- Mercunda
- Coordinates: 34°38′23″S 140°01′55″E﻿ / ﻿34.639663°S 140.031828°E
- Population: 9 (2016 census)
- Established: 5 August 1915 (town) 11 November 1999 (locality)
- Postcode(s): 5308
- Elevation: 78 m (256 ft)
- Time zone: ACST (UTC+9:30)
- • Summer (DST): ACDT (UTC+10:30)
- Location: 134 km (83 mi) E of Adelaide ; 52 km (32 mi) NE of Karoonda ; 53 km (33 mi) SW of Loxton ;
- LGA(s): District Council of Karoonda East Murray; District Council of Loxton Waikerie;
- Region: Murray and Mallee
- County: Albert
- State electorate(s): Chaffey; Hammond;
- Federal division(s): Barker
| Mean max temp | Mean min temp | Annual rainfall |
| 23.6 °C 74 °F | 8.7 °C 48 °F | 271.1 mm 10.7 in |
Localities around Mercunda:
| Maggea | Maggea | Mantung |
| Maggea Galga | Mercunda | Mantung Mindarie |
| Copeville | Copeville | Mindarie |
- Footnotes: Locations Adjoining localities

= Mercunda, South Australia =

Mercunda is a town and a locality in the Australian state of South Australia located in the state's south-east about 134 km east of the state capital of Adelaide, and about 52 km north-east and about 53 km south-west respectively of the municipal seats of Karoonda and Loxton.

The government town of Mercunda was proclaimed on 5 August 1915 on land in the cadastral unit of the Hundred of Bakara located to the immediate north of the Mercunda Railway Station (previously known as the Mattala Railway Station) on the Waikerie railway line.
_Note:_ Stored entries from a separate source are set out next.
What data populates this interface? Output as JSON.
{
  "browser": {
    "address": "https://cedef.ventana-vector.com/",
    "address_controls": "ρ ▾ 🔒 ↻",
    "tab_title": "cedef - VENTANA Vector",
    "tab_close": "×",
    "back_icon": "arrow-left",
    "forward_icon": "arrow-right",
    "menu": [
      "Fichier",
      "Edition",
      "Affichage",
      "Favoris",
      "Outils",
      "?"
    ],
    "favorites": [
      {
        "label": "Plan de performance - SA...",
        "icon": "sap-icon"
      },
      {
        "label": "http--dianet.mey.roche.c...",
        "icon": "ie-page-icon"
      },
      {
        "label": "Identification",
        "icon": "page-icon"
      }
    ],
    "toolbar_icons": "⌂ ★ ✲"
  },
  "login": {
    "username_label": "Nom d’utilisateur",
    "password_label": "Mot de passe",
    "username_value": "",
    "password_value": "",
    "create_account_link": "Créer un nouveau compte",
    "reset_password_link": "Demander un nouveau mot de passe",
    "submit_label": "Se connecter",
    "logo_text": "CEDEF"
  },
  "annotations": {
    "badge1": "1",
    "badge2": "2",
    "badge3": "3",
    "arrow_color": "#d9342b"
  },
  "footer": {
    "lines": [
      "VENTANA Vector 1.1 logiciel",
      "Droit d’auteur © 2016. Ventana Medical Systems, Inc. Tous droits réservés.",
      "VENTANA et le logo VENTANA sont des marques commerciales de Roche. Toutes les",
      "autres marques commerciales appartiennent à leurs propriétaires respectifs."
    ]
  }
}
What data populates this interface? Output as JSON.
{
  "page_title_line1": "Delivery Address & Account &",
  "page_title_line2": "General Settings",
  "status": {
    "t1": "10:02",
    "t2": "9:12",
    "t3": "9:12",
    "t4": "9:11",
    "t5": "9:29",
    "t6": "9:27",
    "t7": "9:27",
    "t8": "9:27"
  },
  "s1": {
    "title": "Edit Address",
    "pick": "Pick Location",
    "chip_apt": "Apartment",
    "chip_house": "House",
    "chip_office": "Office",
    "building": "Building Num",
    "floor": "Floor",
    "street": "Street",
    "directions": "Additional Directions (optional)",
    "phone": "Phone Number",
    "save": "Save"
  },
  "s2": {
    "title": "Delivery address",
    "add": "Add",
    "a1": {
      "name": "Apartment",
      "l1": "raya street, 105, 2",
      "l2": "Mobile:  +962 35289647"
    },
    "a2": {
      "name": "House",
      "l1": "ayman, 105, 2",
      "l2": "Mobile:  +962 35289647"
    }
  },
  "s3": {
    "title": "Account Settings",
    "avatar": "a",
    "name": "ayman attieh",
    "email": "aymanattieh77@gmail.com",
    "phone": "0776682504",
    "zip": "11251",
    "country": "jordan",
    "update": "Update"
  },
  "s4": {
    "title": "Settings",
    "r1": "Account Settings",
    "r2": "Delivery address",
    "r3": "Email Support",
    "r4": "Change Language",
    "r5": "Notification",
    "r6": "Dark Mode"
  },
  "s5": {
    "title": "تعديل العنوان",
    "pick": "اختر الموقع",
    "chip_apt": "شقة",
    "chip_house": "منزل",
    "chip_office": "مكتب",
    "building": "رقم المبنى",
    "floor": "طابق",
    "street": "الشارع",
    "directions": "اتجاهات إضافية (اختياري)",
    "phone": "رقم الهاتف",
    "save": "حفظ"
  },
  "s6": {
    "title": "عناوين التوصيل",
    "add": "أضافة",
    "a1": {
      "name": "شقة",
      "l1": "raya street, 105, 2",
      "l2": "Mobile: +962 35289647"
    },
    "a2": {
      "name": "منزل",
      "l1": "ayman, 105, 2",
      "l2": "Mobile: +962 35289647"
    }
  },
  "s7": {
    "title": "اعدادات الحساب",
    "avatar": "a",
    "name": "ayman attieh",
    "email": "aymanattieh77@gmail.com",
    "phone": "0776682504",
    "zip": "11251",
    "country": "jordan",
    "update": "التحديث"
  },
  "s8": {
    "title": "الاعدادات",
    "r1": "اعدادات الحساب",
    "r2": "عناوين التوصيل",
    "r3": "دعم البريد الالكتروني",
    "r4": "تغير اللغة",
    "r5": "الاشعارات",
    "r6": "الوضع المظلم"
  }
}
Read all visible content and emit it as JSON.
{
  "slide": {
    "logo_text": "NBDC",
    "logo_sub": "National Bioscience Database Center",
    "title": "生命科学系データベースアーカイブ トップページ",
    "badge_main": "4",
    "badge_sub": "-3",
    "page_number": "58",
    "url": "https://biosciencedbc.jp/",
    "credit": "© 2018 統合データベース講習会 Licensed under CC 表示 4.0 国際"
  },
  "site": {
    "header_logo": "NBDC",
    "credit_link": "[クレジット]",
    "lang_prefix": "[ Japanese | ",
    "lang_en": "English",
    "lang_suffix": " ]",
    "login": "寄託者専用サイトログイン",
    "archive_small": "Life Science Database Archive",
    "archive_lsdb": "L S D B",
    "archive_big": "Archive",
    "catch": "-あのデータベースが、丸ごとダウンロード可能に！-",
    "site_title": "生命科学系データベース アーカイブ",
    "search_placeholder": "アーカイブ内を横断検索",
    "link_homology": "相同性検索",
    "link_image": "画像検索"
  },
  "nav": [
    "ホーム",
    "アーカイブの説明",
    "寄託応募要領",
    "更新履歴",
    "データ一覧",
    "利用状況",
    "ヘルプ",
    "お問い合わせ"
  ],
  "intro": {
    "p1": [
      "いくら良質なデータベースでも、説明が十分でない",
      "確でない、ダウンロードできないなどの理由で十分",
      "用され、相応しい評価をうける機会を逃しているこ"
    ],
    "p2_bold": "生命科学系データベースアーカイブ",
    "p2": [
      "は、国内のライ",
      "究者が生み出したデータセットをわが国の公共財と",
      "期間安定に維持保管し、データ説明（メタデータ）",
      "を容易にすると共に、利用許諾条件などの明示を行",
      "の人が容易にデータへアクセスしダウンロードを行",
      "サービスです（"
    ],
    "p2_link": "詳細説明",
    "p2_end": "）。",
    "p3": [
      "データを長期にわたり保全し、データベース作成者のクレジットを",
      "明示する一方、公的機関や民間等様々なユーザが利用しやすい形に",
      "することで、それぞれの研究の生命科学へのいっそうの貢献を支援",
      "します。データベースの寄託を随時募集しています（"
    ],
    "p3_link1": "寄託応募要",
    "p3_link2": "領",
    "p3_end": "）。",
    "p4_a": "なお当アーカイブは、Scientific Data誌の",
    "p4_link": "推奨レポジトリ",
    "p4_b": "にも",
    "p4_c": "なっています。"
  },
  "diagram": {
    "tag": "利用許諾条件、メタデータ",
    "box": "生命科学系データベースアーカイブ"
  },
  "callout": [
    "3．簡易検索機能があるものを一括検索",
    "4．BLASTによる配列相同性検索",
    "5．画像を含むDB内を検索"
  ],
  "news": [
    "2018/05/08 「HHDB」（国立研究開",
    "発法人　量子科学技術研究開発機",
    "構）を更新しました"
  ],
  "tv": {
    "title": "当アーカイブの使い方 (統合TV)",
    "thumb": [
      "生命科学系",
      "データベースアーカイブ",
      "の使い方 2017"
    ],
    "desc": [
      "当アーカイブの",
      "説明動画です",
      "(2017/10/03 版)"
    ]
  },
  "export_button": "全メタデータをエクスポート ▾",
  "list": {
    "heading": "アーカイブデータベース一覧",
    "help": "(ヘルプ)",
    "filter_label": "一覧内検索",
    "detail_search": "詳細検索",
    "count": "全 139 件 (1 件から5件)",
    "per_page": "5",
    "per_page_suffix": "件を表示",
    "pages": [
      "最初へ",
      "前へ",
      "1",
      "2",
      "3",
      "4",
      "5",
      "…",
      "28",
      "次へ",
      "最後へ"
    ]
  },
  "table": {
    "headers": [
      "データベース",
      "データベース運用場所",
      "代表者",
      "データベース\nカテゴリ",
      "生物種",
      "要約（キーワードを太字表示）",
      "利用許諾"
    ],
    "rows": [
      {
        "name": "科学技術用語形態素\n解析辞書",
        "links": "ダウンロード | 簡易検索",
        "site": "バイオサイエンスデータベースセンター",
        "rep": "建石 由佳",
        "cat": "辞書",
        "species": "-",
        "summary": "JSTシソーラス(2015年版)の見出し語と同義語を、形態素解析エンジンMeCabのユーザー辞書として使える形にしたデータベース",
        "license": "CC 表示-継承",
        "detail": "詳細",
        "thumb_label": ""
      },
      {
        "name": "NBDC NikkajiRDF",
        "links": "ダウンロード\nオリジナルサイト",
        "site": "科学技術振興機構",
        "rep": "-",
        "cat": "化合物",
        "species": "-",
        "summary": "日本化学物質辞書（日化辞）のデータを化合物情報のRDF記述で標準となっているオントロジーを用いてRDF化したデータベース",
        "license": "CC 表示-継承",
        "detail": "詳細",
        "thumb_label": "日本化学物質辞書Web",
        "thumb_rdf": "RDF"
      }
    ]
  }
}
The locality 's boundaries were created on 11 November 1999 and includes the site of the government town of Mercunda which is located in its approximate centre.

The town site was surveyed in March 1915. Its name is derived from an aboriginal name formerly used for part of the Canowie Pastoral Run rather than from the Mattala siding which was renamed to match the town before October 1915. A post office opened in 1915 and closed in 1983. A school operated from 1921 to 1956.

Land use within the locality is entirely ‘primary production’ with use in the southern part of the locality being described by its local government as “principally for agricultural production and the grazing of stock on relatively large holdings.”

The 2016 Australian census which was conducted in August 2016 reports that Mercunda had a population of 9 people.

Mercunda is located within the federal division of Barker, the state electoral districts of Chaffey and Hammond, and the local government areas of the District Council of Karoonda East Murray and the District Council of Loxton Waikerie.